La situation est inédite sur le marché immobilier, dont le ralentissement doit être relativisé, rappelle Nicolas Bosquet, à la Chambre des notaires de Bretagne, après une période de taux exceptionnellement bas synonyme d’explosion du nombre de transactions et des prix. Depuis, le nombre de ventes est tombé à un niveau historiquement bas, tout comme le nombre de constructions de maisons. La conséquence d’une série de facteurs défavorables qui pèsent sur le marché, mois après mois, sans perspective d’évolution rapide.
1 Les prix restent élevés
« Le problème, c’est d’abord le prix », explique le notaire breton. Acheter une maison à moins de 150 000 € est devenu quasiment impossible en Bretagne, à moins de se tourner vers le centre de la région ou de choisir, par défaut, un passoire thermique. Ces maisons classées F ou G sont les plus vendues car leurs propriétaires sont les seuls à accepter de revoir leur prix à la baisse. « Tout dépend de la nature et de la localisation du bien », résume Nicolas Bosquet, rappelant que Rennes et Nantes, où des hausses record avaient été enregistrées ces cinq dernières années, affichent des baisses de prix importantes depuis le début de l’année.
Pas de quoi toutefois relancer le marché dans l’attente d’une correction plus forte à la baisse des prix. Une évolution qui, selon la chambre des notaires, ne privera pas les propriétaires – pendant au moins cinq ans – de plus-value.
2 La hausse des coûts de construction
Relancé, le marché pourrait vite retrouver un élan renforcé par des candidats à la construction contraints de se rabattre sur l’ancien. En quatre ans, les conséquences des confinements de la pandémie de covid et de la guerre en Ukraine ont aussi fait flamber le coût de la construction.
Conséquence de la hausse du prix des matériaux maintenus, pour l’instant, à des niveaux élevés. Mais aussi de la hausse des revenus des salariés du BTP. Si bien qu’en l’espace de deux ans, le nombre de ventes enregistrées par les constructeurs a été divisé par deux. Sans visibilité pour 2025, Alban Boyé, le patron de Trecobat, plaide pour une reprise du marché qui stabiliserait le nombre de constructions.

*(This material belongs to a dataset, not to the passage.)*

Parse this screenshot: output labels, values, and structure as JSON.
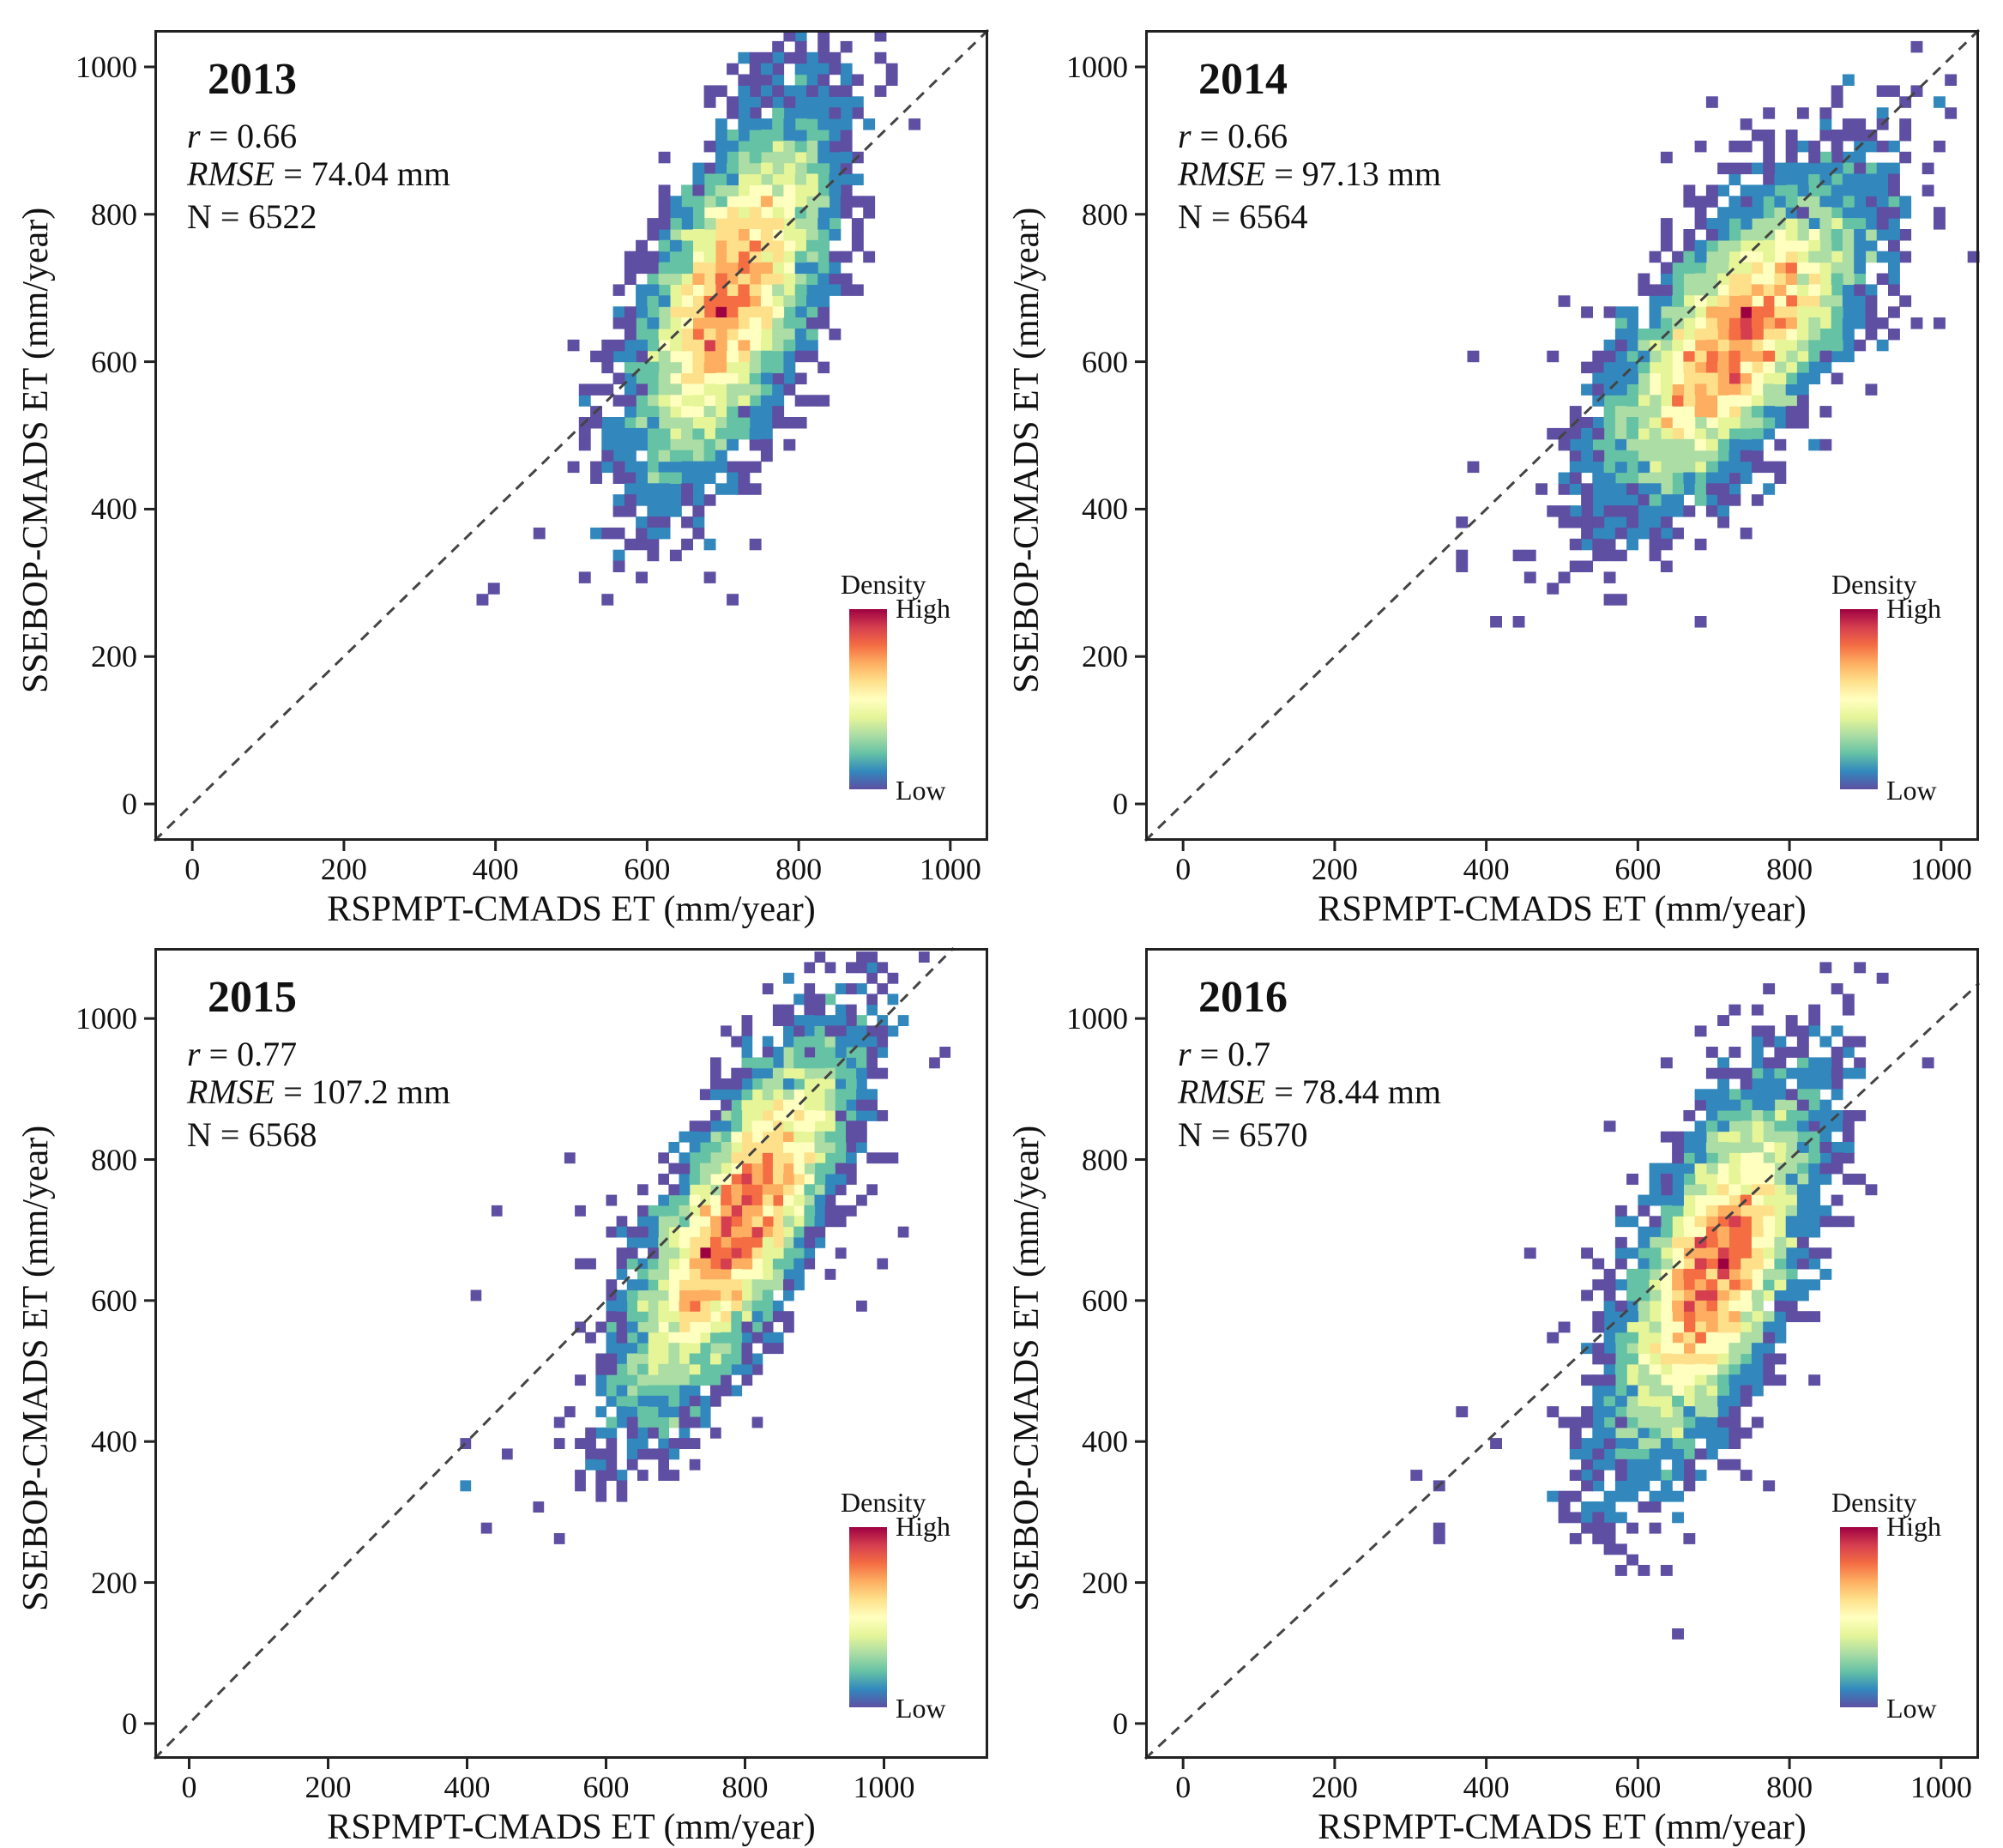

3 Une hausse rapide des taux
D’autant que la hausse des prix se double d’une hausse des taux d’emprunt et d’une politique prudentielle des autorités bancaires peu favorable à la relance du marché, tant pour le neuf que pour l’ancien. « Le Haut Conseil de stabilité financière nous a contraint, avec de nouvelles règles, à un endettement maximum de 35 % des revenus, quel que soit le niveau de revenu du ménage », rappelle Karim Ganaï. Pour le directeur départemental Ille-et-Vilaine du Crédit Mutuel de Bretagne, « ces deux effets combinés ont cassé la dynamique du marché et l’ont très fortement contraint ». Y compris en matière d’investissement locatif, dans une période où le manque de logements est criant.
4 Terres plus rares
Dans ce contexte, la perspective du zéro artificialisation nette (Zan) inquiète les professionnels de l’immobilier. La loi climat et résilience prévoit une division par deux de la consommation foncière d’ici 2031, puis une impossibilité d’étendre la construction sans renaturer une surface équivalente. Pour le géographe spécialiste de l’aménagement Guy Baudelle, « le risque d’inflation sur le prix du foncier est évident ».
Une communauté qui n’avait rien consommé et qui soudainement a des projets de développement, elle est coincée.

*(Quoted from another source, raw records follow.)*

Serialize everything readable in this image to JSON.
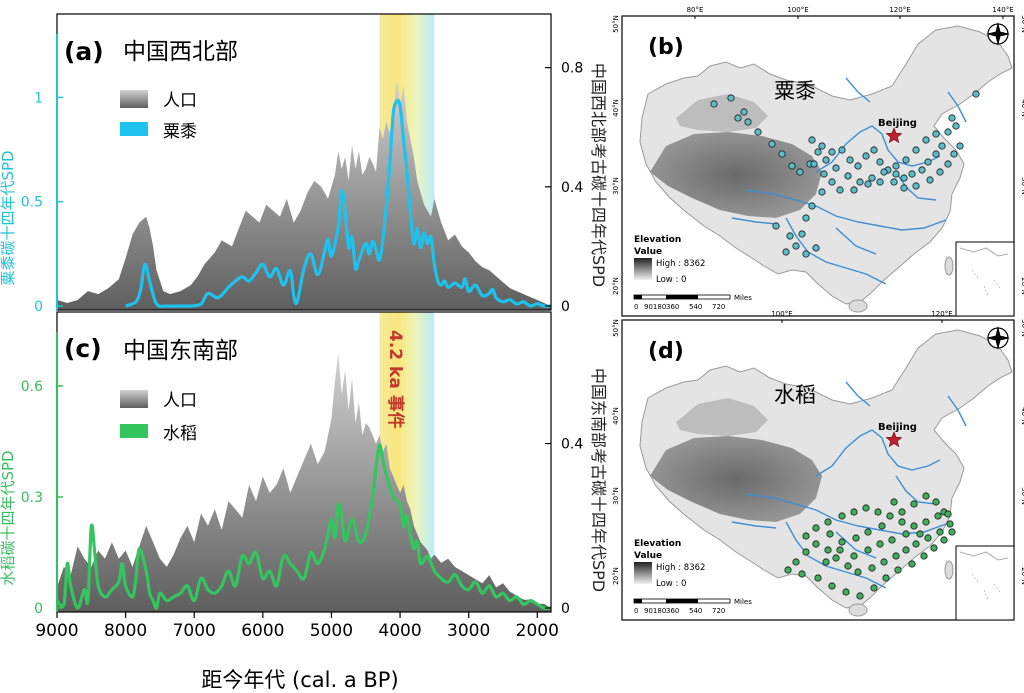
{
  "chart_data": [
    {
      "panel": "(a)",
      "type": "area",
      "title": "中国西北部",
      "xlabel": "距今年代 (cal. a BP)",
      "xlim": [
        9000,
        1800
      ],
      "x_ticks": [
        "9000",
        "8000",
        "7000",
        "6000",
        "5000",
        "4000",
        "3000",
        "2000"
      ],
      "ylabel_left": "粟黍碳十四年代SPD",
      "ylim_left": [
        0,
        1.4
      ],
      "y_ticks_left": [
        "0",
        "0.5",
        "1"
      ],
      "ylabel_right": "中国西北部考古碳十四年代SPD",
      "ylim_right": [
        0,
        0.98
      ],
      "y_ticks_right": [
        "0",
        "0.4",
        "0.8"
      ],
      "legend": [
        "人口",
        "粟黍"
      ],
      "series": [
        {
          "name": "人口",
          "axis": "right",
          "x": [
            9000,
            8850,
            8700,
            8550,
            8400,
            8250,
            8100,
            8000,
            7900,
            7800,
            7700,
            7650,
            7600,
            7550,
            7450,
            7350,
            7200,
            7050,
            6950,
            6850,
            6700,
            6600,
            6450,
            6350,
            6250,
            6150,
            6050,
            5950,
            5850,
            5750,
            5650,
            5550,
            5450,
            5350,
            5250,
            5150,
            5050,
            4950,
            4900,
            4850,
            4800,
            4750,
            4700,
            4650,
            4600,
            4550,
            4500,
            4450,
            4400,
            4350,
            4300,
            4250,
            4200,
            4150,
            4100,
            4050,
            4000,
            3950,
            3900,
            3850,
            3800,
            3750,
            3700,
            3650,
            3600,
            3550,
            3500,
            3450,
            3400,
            3350,
            3300,
            3200,
            3100,
            3000,
            2900,
            2800,
            2700,
            2600,
            2500,
            2400,
            2300,
            2200,
            2100,
            2000,
            1900,
            1800
          ],
          "values": [
            0.02,
            0.01,
            0.02,
            0.05,
            0.04,
            0.06,
            0.09,
            0.16,
            0.24,
            0.28,
            0.3,
            0.26,
            0.2,
            0.12,
            0.05,
            0.04,
            0.05,
            0.07,
            0.1,
            0.14,
            0.18,
            0.22,
            0.2,
            0.26,
            0.32,
            0.3,
            0.28,
            0.34,
            0.32,
            0.3,
            0.36,
            0.28,
            0.32,
            0.38,
            0.42,
            0.4,
            0.36,
            0.44,
            0.52,
            0.46,
            0.5,
            0.42,
            0.54,
            0.46,
            0.52,
            0.44,
            0.46,
            0.5,
            0.48,
            0.45,
            0.6,
            0.56,
            0.62,
            0.58,
            0.64,
            0.76,
            0.68,
            0.74,
            0.62,
            0.56,
            0.5,
            0.42,
            0.38,
            0.34,
            0.32,
            0.3,
            0.36,
            0.32,
            0.28,
            0.25,
            0.22,
            0.24,
            0.2,
            0.18,
            0.15,
            0.13,
            0.12,
            0.1,
            0.08,
            0.06,
            0.05,
            0.04,
            0.03,
            0.02,
            0.01,
            0.0
          ]
        },
        {
          "name": "粟黍",
          "axis": "left",
          "x": [
            8000,
            7850,
            7780,
            7720,
            7650,
            7550,
            7400,
            7200,
            7050,
            6900,
            6800,
            6650,
            6500,
            6400,
            6300,
            6200,
            6100,
            6000,
            5900,
            5800,
            5700,
            5600,
            5550,
            5500,
            5400,
            5300,
            5200,
            5100,
            5050,
            5000,
            4900,
            4850,
            4800,
            4750,
            4700,
            4650,
            4600,
            4500,
            4450,
            4400,
            4350,
            4300,
            4250,
            4200,
            4150,
            4100,
            4050,
            4000,
            3950,
            3900,
            3850,
            3800,
            3750,
            3700,
            3650,
            3600,
            3550,
            3500,
            3450,
            3400,
            3350,
            3300,
            3200,
            3100,
            3050,
            3000,
            2900,
            2800,
            2700,
            2650,
            2600,
            2500,
            2400,
            2300,
            2200,
            2100,
            2000,
            1900,
            1800
          ],
          "values": [
            0.0,
            0.02,
            0.08,
            0.2,
            0.12,
            0.01,
            0.0,
            0.0,
            0.0,
            0.01,
            0.06,
            0.04,
            0.09,
            0.12,
            0.14,
            0.12,
            0.16,
            0.2,
            0.14,
            0.18,
            0.1,
            0.17,
            0.05,
            0.02,
            0.18,
            0.25,
            0.15,
            0.26,
            0.32,
            0.24,
            0.38,
            0.55,
            0.45,
            0.28,
            0.33,
            0.18,
            0.22,
            0.3,
            0.25,
            0.31,
            0.27,
            0.22,
            0.32,
            0.48,
            0.68,
            0.92,
            0.98,
            0.96,
            0.8,
            0.65,
            0.45,
            0.3,
            0.37,
            0.28,
            0.35,
            0.3,
            0.33,
            0.2,
            0.12,
            0.1,
            0.12,
            0.09,
            0.11,
            0.09,
            0.13,
            0.07,
            0.1,
            0.05,
            0.06,
            0.08,
            0.04,
            0.02,
            0.03,
            0.01,
            0.02,
            0.0,
            0.01,
            0.0,
            0.0
          ]
        }
      ]
    },
    {
      "panel": "(c)",
      "type": "area",
      "title": "中国东南部",
      "xlabel": "距今年代 (cal. a BP)",
      "xlim": [
        9000,
        1800
      ],
      "x_ticks": [
        "9000",
        "8000",
        "7000",
        "6000",
        "5000",
        "4000",
        "3000",
        "2000"
      ],
      "ylabel_left": "水稻碳十四年代SPD",
      "ylim_left": [
        0,
        0.8
      ],
      "y_ticks_left": [
        "0",
        "0.3",
        "0.6"
      ],
      "ylabel_right": "中国东南部考古碳十四年代SPD",
      "ylim_right": [
        0,
        0.72
      ],
      "y_ticks_right": [
        "0",
        "0.4"
      ],
      "legend": [
        "人口",
        "水稻"
      ],
      "event_label": "4.2 ka 事件",
      "event_range": [
        4300,
        3500
      ],
      "series": [
        {
          "name": "人口",
          "axis": "right",
          "x": [
            9000,
            8900,
            8800,
            8700,
            8600,
            8500,
            8400,
            8300,
            8200,
            8100,
            8000,
            7900,
            7800,
            7700,
            7600,
            7500,
            7400,
            7300,
            7200,
            7100,
            7000,
            6900,
            6800,
            6700,
            6600,
            6500,
            6400,
            6300,
            6200,
            6100,
            6000,
            5900,
            5800,
            5700,
            5600,
            5500,
            5400,
            5300,
            5200,
            5100,
            5000,
            4950,
            4900,
            4850,
            4800,
            4750,
            4700,
            4650,
            4600,
            4550,
            4500,
            4450,
            4400,
            4350,
            4300,
            4250,
            4200,
            4150,
            4100,
            4050,
            4000,
            3950,
            3900,
            3850,
            3800,
            3750,
            3700,
            3650,
            3600,
            3550,
            3500,
            3400,
            3300,
            3200,
            3100,
            3000,
            2900,
            2800,
            2700,
            2600,
            2500,
            2400,
            2300,
            2200,
            2100,
            2000,
            1900,
            1800
          ],
          "values": [
            0.05,
            0.1,
            0.08,
            0.15,
            0.12,
            0.1,
            0.14,
            0.12,
            0.16,
            0.12,
            0.14,
            0.1,
            0.15,
            0.2,
            0.16,
            0.12,
            0.1,
            0.13,
            0.17,
            0.2,
            0.16,
            0.23,
            0.2,
            0.24,
            0.19,
            0.26,
            0.24,
            0.22,
            0.3,
            0.26,
            0.32,
            0.28,
            0.3,
            0.34,
            0.28,
            0.32,
            0.36,
            0.4,
            0.35,
            0.38,
            0.46,
            0.55,
            0.62,
            0.52,
            0.58,
            0.48,
            0.56,
            0.45,
            0.5,
            0.42,
            0.45,
            0.44,
            0.42,
            0.4,
            0.42,
            0.38,
            0.4,
            0.34,
            0.32,
            0.3,
            0.28,
            0.3,
            0.26,
            0.24,
            0.2,
            0.18,
            0.16,
            0.15,
            0.14,
            0.12,
            0.13,
            0.11,
            0.12,
            0.1,
            0.09,
            0.08,
            0.07,
            0.06,
            0.08,
            0.05,
            0.06,
            0.04,
            0.03,
            0.02,
            0.02,
            0.01,
            0.01,
            0.0
          ]
        },
        {
          "name": "水稻",
          "axis": "left",
          "x": [
            9000,
            8900,
            8850,
            8800,
            8700,
            8600,
            8550,
            8500,
            8450,
            8400,
            8300,
            8200,
            8100,
            8050,
            8000,
            7900,
            7850,
            7800,
            7700,
            7650,
            7600,
            7550,
            7500,
            7400,
            7300,
            7200,
            7100,
            7000,
            6900,
            6800,
            6700,
            6600,
            6500,
            6400,
            6300,
            6200,
            6100,
            6000,
            5900,
            5800,
            5700,
            5600,
            5500,
            5400,
            5300,
            5200,
            5100,
            5000,
            4950,
            4900,
            4850,
            4800,
            4700,
            4600,
            4500,
            4400,
            4350,
            4300,
            4250,
            4200,
            4100,
            4000,
            3950,
            3900,
            3850,
            3800,
            3750,
            3700,
            3600,
            3500,
            3400,
            3300,
            3200,
            3100,
            3000,
            2900,
            2800,
            2700,
            2600,
            2500,
            2400,
            2300,
            2200,
            2100,
            2000,
            1900,
            1800
          ],
          "values": [
            0.02,
            0.01,
            0.12,
            0.06,
            0.0,
            0.05,
            0.02,
            0.22,
            0.15,
            0.06,
            0.03,
            0.05,
            0.07,
            0.12,
            0.06,
            0.03,
            0.08,
            0.16,
            0.1,
            0.04,
            0.02,
            0.0,
            0.04,
            0.02,
            0.03,
            0.04,
            0.06,
            0.02,
            0.08,
            0.05,
            0.04,
            0.06,
            0.1,
            0.06,
            0.14,
            0.12,
            0.15,
            0.08,
            0.1,
            0.06,
            0.14,
            0.12,
            0.1,
            0.08,
            0.15,
            0.12,
            0.16,
            0.24,
            0.19,
            0.28,
            0.25,
            0.18,
            0.24,
            0.18,
            0.2,
            0.3,
            0.38,
            0.44,
            0.4,
            0.36,
            0.3,
            0.28,
            0.22,
            0.25,
            0.2,
            0.16,
            0.18,
            0.12,
            0.14,
            0.1,
            0.08,
            0.07,
            0.09,
            0.06,
            0.05,
            0.07,
            0.04,
            0.06,
            0.03,
            0.04,
            0.02,
            0.03,
            0.01,
            0.02,
            0.01,
            0.0,
            0.0
          ]
        }
      ]
    },
    {
      "panel": "(b)",
      "type": "map",
      "title": "粟黍",
      "lon_ticks": [
        "80°E",
        "100°E",
        "120°E",
        "140°E"
      ],
      "lat_ticks": [
        "20°N",
        "30°N",
        "40°N",
        "50°N"
      ],
      "capital": "Beijing",
      "legend_title": "Elevation",
      "legend_value": "Value",
      "legend_high": "High : 8362",
      "legend_low": "Low : 0",
      "scale_labels": [
        "0",
        "90180",
        "360",
        "540",
        "720"
      ],
      "scale_unit": "Miles",
      "site_color": "#5bbcc9"
    },
    {
      "panel": "(d)",
      "type": "map",
      "title": "水稻",
      "lon_ticks": [
        "100°E",
        "120°E"
      ],
      "lat_ticks": [
        "20°N",
        "30°N",
        "40°N",
        "50°N"
      ],
      "capital": "Beijing",
      "legend_title": "Elevation",
      "legend_value": "Value",
      "legend_high": "High : 8362",
      "legend_low": "Low : 0",
      "scale_labels": [
        "0",
        "90180",
        "360",
        "540",
        "720"
      ],
      "scale_unit": "Miles",
      "site_color": "#3fae5a"
    }
  ],
  "colors": {
    "population": "#8a8a8a",
    "millet": "#1ec2ee",
    "rice": "#33c55e",
    "millet_axis": "#22c3d8",
    "rice_axis": "#35bf5f",
    "event_text": "#c0392b",
    "beijing_star": "#c0202a"
  }
}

Mais le patron de Trecobat voit un risque néfaste immédiat pour les communes qui n’ont pas encore consommé de terrain : « Une commune qui n’a rien consommé et qui a tout d’un coup des projets de développement, elle est coincée », dénonce-t-il, appelant à plus de flexibilité.
Il est vrai, concède Laurence Fortin, « la Zan demande beaucoup plus, de la part des élus locaux à travers les documents d’urbanisme, de maîtriser le foncier ». Mais pour la vice-présidente de la Région en charge du dossier, « il n’existe actuellement aucun plan local d’urbanisme dans les normes de la Zan ».
5 Peu de perspectives d’amélioration
Dans ces conditions, quelles sont les perspectives pour le marché de la maison individuelle ? Les maisons resteront hors de portée d’une grande partie des primo-accédants. C’est une évidence pour tous les acteurs du marché immobilier. Cela oblige les jeunes ménages à se tourner vers les appartements.
Incapable de prédire quand les prix de l’immobilier commenceront réellement à baisser et en plus d’un changement dans les règles entourant le ratio d’endettement, Karim Ganaï appelle les acheteurs potentiels à prendre en considération le fait que les taux d’emprunt actuels ne devraient plus varier d’ici la fin de l’année.